Porté par un engagement social que n’aurait pas renié Ken Loach, Capharnaüm tend, à l’instar des œuvres du néoréalisme italien, à épouser au plus près le réel pour faire naître la fiction.

«Je me demandais ce que ça fait d’être aussi inexistant aux yeux du monde, d’être dépourvu du moindre droit. Si cet enfant pouvait parler, qu’est-ce qu’il dirait?» – Nadine Labaki, réalisatrice, qui pose dans Capharnaüm un regard sur les êtres 
des bas-fonds de la société libanaise.

«Mon devoir était vraiment de relater la vérité telle qu’elle est, explique celle qui a également scénarisé le récit. C’est-à-dire de travailler avec des non-acteurs, qui ont presque vécu la même chose dans leur vie, tourner dans de vrais décors sans altérer des choses.»

Une authenticité d’autant plus éclairante qu’elle est filmée à hauteur d’enfants, de façon viscérale, afin de faire apparaître ce qui se passe dans leur tête et leur corps.

Lorsque cette vérité éclate au visage, personne ne peut demeurer indifférent. C’est particulièrement le cas avec la dernière partie, qui tord le cœur.

«Certaines personnes m’ont reproché d’avoir montré trop de misère, se souvient celle qui apparaît à l’écran en avocate. Malheureusement, la réalité est pire que ce qu’on voit dans le film. Elle est atroce, presque intenable.»

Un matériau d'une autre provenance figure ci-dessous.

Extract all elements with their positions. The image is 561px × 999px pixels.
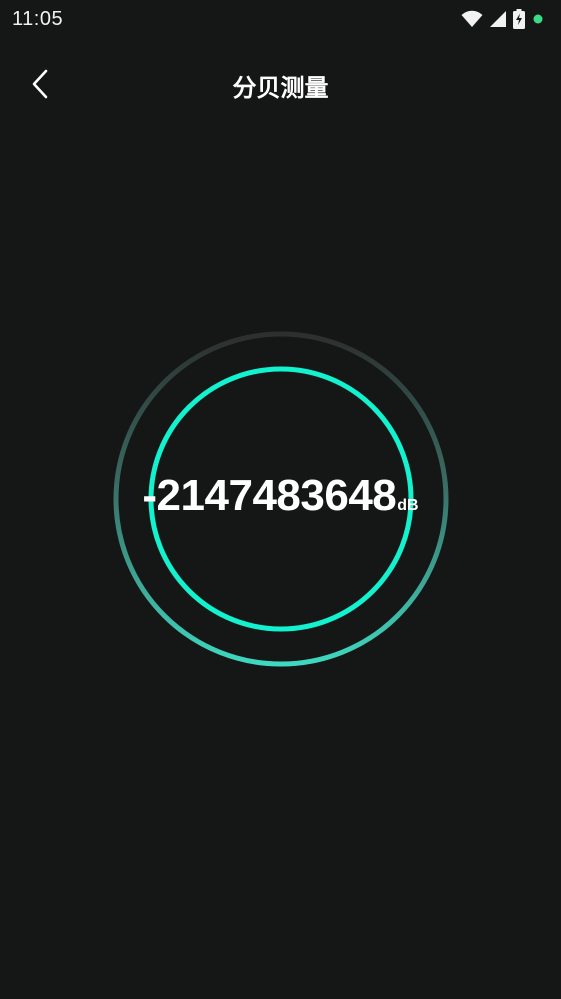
cellular-signal-icon: [489, 10, 507, 28]
decibel-value: -2147483648: [142, 471, 397, 520]
page-title: 分贝测量: [232, 74, 329, 102]
status-time: 11:05: [12, 8, 64, 30]
app-bar: 分贝测量: [0, 52, 561, 116]
status-bar: 11:05: [0, 0, 561, 38]
wifi-icon: [461, 10, 483, 28]
battery-charging-icon: [513, 9, 525, 29]
decibel-reading: -2147483648dB: [0, 474, 561, 518]
decibel-unit: dB: [397, 497, 419, 514]
notification-dot-icon: [531, 12, 545, 26]
status-icons: [461, 8, 545, 30]
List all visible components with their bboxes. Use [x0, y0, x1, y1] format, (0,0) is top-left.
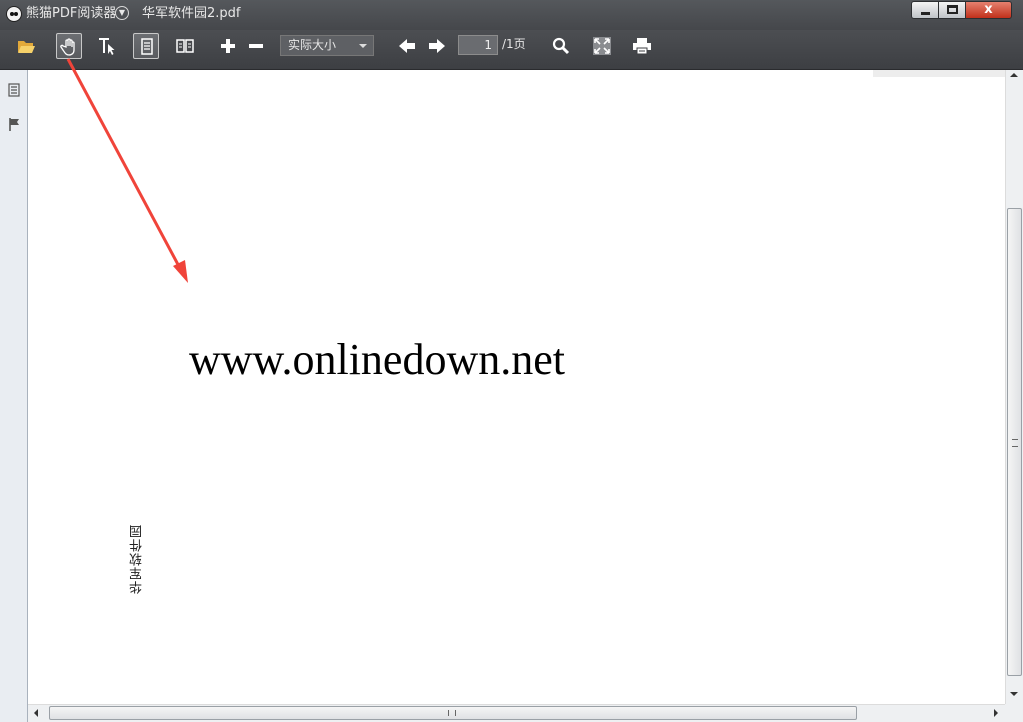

L’espérance est pourtant entrevue ici et là, dans cette façon qu’ont les personnages de ne jamais rendre les armes et de former, malgré l’adversité, une véritable famille de substitution.

«L’espoir est la seule chose qui nous permette de continuer à vivre, rappelle Nadine Labaki. Je pense qu’il y a toujours des petites victoires dans la vie, même quand la situation est très dure. Les enfants qui étaient dans la rue au début du tournage ne le sont plus maintenant. Ils vont bientôt rentrer à l’école, tout comme Zain qui a appris à lire et à écrire.»